Thursday, December 13, 2007

The Last Dance


Daibyonin; Grotesque/ Drama, Japan, 1993; D: Juzo Itami, S: Rentaro Mikuni, Masahiko Tsugawa, Nobuko Miyamoto, Tokie Hidari, Yoshihiro Kato, Midori Kiuchi, Mami Kumagai

Old director Buhei Mikai directs himself in his new film as a fragile patient who suffers from cancer, but when he checks in at the hospital Dr. Ogata really discovers that sickness in him - except that he thinks it better not to tell him in order to keep him "optimistic". That way Mikai spends months and operations in hospital blissfully ignorant and confident he only has light indigestion problems. But after medicine causes his hair to fall off, he realizes he is terminally ill. In a few minutes of death his soul meets some people and returns back to life. From that moments on he decides to film his last scene: in his bed, surrounded by his film crew and wife, he dies.

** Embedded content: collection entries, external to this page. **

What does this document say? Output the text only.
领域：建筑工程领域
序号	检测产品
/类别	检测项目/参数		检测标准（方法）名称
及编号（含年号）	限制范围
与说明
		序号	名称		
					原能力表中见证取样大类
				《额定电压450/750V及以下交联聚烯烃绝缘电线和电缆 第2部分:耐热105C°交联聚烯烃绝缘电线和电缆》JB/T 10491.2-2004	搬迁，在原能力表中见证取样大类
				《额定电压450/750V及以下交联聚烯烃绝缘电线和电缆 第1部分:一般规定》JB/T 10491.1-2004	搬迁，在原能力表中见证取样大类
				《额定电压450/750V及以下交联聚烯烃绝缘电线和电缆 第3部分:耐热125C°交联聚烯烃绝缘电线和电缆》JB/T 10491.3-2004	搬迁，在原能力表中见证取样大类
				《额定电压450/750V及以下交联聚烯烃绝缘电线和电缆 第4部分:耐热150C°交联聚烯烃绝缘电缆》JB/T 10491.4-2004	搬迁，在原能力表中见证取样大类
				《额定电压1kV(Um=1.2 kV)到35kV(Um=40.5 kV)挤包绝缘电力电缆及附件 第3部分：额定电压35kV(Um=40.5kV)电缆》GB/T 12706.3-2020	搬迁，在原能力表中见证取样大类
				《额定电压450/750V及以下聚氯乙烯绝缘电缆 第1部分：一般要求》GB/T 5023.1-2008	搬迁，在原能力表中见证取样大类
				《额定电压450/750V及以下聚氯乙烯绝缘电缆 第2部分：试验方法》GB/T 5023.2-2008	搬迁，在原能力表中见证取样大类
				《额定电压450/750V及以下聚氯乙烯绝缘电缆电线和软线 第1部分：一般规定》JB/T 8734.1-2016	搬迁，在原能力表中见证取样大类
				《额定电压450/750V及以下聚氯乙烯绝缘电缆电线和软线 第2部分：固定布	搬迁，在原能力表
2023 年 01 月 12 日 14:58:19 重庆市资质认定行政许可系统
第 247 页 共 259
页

Incomplete and vague, "The Last Dance" took directions and elements fatal for it's subject. Originally planned as a satire about Japanese doctors and their attitude towards their patients whom they keep blissfully unaware of their terminally ill sickness, the story later on takes heavy melodramatic tones that are truly pathetic and unpleasant, while all the emotions are one sided, which cause the author's ambitions to crash. In the exposition, in which the protagonist, actor/ director Mukai, overacts playing a sick man on some film, fulfilling all the norms for kitsch, and then asks: "Did I maybe exaggerate?", the director Junzo Itami seems as if he is himself ridiculing that kind of a soap opera approach and knows better, but his end of this film doesn't make any kind of difference towards the better approach. Rentaro Mikuni is great in the leading role, but the more his hero gets sicker, the more the movie gets sicker too. The mystic parts also seems rather confusing and out of place - there are a few scenes where special effects that show the sick hero levitating above unusual landscapes, before he returns "back to Earth" - and just enhance the feeling of overall whimsical mess.